Thursday, June 25, 2020
The truth about angels
Messengers of comfort and courage:
The truth about angels
How people of faith have found meaning in angels
Around the turn of the millenium, British scholar Emma Heathcote-James set out to collect stories of modern day angel encounters. She placed a classified ad seeking personal accounts of angelic contact and was startled at the number of people who eagerly came forward to share their experiences. The reports rolled in from across a wide swath of cultural and religious identities, including many who claimed little interest in spiritual matters. Heathcote-James ultimately archived and analyzed more than 800 such stories for her book Seeing Angels: True ContemporaryAccounts of Hundreds of Angelic Experiences (John Blake Publishing Ltd.).

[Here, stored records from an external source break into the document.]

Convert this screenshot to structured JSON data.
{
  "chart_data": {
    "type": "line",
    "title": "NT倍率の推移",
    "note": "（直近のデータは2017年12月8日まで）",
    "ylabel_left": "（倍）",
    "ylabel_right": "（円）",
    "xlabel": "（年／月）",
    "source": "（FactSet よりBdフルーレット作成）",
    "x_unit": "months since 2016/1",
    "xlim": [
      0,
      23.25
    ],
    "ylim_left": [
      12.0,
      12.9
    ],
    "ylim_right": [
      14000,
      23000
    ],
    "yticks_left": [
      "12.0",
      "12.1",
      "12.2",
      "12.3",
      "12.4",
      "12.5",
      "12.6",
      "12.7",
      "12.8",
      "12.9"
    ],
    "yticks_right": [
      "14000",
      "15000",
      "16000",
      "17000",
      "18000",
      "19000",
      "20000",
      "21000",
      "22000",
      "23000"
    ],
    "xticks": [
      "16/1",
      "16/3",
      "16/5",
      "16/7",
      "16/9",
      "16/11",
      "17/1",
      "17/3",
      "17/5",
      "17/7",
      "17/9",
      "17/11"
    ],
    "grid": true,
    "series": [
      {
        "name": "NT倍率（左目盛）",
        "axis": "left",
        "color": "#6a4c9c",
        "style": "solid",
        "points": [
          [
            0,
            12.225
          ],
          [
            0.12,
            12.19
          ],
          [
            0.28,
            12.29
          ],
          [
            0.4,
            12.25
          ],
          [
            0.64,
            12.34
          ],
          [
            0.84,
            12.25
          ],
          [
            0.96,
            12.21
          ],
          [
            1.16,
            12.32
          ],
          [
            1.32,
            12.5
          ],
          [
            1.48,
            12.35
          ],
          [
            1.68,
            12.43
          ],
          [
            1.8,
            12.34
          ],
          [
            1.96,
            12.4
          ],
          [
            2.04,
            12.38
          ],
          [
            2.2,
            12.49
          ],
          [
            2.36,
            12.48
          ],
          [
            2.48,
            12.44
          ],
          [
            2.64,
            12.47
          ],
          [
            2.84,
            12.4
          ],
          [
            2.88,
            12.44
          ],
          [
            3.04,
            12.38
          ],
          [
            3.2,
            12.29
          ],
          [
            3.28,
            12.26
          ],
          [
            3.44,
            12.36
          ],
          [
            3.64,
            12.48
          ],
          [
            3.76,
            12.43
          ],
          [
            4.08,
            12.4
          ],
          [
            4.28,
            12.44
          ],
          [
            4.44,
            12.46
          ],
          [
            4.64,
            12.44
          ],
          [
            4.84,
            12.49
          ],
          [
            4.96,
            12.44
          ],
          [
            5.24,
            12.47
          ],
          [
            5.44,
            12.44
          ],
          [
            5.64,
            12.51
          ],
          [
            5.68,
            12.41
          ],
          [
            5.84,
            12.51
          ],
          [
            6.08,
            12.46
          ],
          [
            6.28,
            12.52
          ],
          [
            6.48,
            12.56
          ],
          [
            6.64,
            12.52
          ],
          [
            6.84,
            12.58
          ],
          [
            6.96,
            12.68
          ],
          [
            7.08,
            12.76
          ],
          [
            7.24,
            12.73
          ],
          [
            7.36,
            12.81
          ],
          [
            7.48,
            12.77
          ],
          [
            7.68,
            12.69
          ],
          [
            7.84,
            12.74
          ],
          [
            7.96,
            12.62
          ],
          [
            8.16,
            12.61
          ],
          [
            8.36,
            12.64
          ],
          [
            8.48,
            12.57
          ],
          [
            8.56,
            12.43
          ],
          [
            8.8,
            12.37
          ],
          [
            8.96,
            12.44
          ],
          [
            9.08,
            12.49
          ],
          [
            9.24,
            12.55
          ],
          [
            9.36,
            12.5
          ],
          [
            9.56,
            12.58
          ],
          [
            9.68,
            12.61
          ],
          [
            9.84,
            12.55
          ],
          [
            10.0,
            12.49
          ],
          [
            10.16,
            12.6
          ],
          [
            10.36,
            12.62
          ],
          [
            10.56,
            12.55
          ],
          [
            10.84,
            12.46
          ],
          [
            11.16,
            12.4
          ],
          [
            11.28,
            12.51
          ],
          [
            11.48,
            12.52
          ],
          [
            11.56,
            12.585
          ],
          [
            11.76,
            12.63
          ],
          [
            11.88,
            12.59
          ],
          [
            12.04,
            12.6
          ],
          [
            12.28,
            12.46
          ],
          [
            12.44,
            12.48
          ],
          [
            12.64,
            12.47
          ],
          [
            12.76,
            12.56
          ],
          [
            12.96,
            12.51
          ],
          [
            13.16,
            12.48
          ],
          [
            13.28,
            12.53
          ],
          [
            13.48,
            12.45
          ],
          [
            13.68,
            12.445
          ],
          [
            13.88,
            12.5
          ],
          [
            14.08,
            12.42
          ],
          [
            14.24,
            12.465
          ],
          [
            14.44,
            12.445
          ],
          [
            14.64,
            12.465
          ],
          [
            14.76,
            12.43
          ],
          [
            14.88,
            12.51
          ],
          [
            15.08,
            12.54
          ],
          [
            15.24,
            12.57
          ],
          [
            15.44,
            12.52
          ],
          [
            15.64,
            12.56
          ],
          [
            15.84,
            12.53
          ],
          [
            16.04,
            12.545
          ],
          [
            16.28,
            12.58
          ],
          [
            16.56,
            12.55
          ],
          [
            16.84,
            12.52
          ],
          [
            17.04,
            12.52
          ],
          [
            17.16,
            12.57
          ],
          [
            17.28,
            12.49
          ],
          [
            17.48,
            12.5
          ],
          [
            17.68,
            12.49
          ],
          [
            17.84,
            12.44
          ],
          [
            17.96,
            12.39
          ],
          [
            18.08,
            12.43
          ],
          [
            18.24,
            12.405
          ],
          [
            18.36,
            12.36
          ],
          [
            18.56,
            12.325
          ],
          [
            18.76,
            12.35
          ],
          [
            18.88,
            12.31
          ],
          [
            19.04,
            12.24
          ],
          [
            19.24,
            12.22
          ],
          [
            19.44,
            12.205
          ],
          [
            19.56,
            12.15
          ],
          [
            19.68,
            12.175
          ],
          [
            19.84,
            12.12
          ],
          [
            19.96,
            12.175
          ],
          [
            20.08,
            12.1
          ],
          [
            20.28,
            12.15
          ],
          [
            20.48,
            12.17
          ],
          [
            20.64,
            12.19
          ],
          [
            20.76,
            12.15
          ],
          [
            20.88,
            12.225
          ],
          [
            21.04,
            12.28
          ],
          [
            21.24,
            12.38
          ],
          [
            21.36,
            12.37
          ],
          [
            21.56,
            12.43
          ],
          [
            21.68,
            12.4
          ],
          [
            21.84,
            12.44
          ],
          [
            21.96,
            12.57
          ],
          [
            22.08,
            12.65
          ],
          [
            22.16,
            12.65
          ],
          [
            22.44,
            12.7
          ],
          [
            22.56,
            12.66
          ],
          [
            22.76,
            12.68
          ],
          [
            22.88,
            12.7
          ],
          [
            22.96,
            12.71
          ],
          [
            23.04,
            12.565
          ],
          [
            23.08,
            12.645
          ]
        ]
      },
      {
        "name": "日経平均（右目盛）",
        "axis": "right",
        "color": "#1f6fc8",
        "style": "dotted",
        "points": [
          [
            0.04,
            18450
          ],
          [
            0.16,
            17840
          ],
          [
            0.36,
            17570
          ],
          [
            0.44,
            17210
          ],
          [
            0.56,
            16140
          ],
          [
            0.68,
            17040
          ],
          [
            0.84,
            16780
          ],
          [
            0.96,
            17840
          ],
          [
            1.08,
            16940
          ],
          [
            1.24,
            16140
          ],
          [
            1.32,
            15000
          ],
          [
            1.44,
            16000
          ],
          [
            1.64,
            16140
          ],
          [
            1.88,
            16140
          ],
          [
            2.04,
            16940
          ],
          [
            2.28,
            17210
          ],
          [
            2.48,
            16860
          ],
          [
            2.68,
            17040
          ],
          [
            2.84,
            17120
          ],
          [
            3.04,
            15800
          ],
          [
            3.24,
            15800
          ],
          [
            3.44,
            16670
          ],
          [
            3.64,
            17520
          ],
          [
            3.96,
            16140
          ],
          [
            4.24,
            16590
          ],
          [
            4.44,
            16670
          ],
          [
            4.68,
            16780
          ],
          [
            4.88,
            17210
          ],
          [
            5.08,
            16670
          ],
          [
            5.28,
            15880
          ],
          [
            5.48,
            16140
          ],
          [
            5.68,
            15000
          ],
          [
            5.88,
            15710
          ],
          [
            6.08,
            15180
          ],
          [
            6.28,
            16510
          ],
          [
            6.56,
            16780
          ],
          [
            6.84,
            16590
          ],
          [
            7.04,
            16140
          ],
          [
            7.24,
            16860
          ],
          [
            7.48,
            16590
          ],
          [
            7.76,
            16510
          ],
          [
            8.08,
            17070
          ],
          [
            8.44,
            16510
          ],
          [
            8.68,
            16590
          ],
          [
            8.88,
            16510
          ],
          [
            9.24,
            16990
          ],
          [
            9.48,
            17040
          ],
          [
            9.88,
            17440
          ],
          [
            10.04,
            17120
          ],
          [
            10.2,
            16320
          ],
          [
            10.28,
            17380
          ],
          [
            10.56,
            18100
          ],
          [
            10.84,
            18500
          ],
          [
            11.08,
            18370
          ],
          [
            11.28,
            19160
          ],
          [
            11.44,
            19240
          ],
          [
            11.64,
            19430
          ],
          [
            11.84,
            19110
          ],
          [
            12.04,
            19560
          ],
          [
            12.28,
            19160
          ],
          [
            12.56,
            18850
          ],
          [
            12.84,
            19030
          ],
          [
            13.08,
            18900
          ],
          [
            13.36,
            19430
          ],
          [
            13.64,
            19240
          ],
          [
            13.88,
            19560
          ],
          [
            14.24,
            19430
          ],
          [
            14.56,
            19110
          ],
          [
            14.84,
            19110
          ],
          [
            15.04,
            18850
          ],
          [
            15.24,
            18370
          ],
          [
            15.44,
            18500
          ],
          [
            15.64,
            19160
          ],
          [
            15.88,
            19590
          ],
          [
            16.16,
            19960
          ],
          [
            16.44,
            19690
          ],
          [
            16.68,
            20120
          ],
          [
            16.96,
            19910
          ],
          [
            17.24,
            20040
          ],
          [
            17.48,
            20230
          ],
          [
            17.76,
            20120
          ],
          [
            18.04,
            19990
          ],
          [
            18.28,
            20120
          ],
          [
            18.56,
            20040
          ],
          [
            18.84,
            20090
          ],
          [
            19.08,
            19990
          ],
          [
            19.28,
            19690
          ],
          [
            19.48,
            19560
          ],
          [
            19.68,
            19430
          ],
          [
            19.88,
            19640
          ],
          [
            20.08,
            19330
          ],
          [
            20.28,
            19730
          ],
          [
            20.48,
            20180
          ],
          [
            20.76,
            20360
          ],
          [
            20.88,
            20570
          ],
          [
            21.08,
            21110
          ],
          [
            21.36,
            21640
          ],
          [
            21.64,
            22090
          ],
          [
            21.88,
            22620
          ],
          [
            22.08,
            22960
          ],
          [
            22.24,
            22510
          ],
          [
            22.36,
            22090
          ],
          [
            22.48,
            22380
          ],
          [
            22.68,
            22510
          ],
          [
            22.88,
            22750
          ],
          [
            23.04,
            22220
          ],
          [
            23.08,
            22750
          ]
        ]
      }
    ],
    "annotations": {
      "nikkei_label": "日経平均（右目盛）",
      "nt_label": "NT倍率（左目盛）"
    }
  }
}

One of the stories that was submitted by a woman who notes that she is not at all religious begins:
“About ten years ago I was sitting quietly. I was not ill. I had nothing in particular to worry me. I was not asleep. What I saw and felt was nothing like a dream. I felt that I was looking into a cave made of sheets of blue light. I felt as if I was moving towards the cave. Then I realized it was not a cave but a winged being.”
The event’s narrator says that she unexpectedly found herself enveloped within the wings of an angelic being. Additionally, she sensed a non-verbal message emanating strongly from the presence. Its meaning, she says, could best be conveyed in a quote she later read on a prayer card: “All is well, all is well and all manner of things are well.”
That famous text from Julian of Norwich makes for a natural extension of “Do not be afraid!”—the greeting that angels offer when they appear in the New Testament. We ourselves live in fearful times, where perceived threats are amplified by a breathless 24-hour news cycle. It’s no wonder then, that angels have become a pervasive fixture of our popular culture—a celestial balm for our earthly anxieties—with angel channeling workshops and angel energy healings sidling up surprisingly close to the mainstream.
The word angel derives from the Greek angelos, which, like its Hebrew equivalent, mal’akh, means messenger. In these days of fretful disquiet—while society seems to change faster than we can adapt to its rearrangements—many are hungry for a message from above, for some clear sign of the meaning of it all.
Regarding angels, the teaching of the Catholic Church is unequivocal. “The existence of the spiritual, non-corporeal beings that Sacred Scripture usually calls ‘angels’ is a truth of faith,” professes the Catechism of the Catholic Church. A few lines further on we read, “From its beginning until death, human life is surrounded by their watchful care and intercession. Beside each believer stands an angel as protector and shepherd leading him to life.” Not only do angels exist, says the church, they dwell among us as constant companions.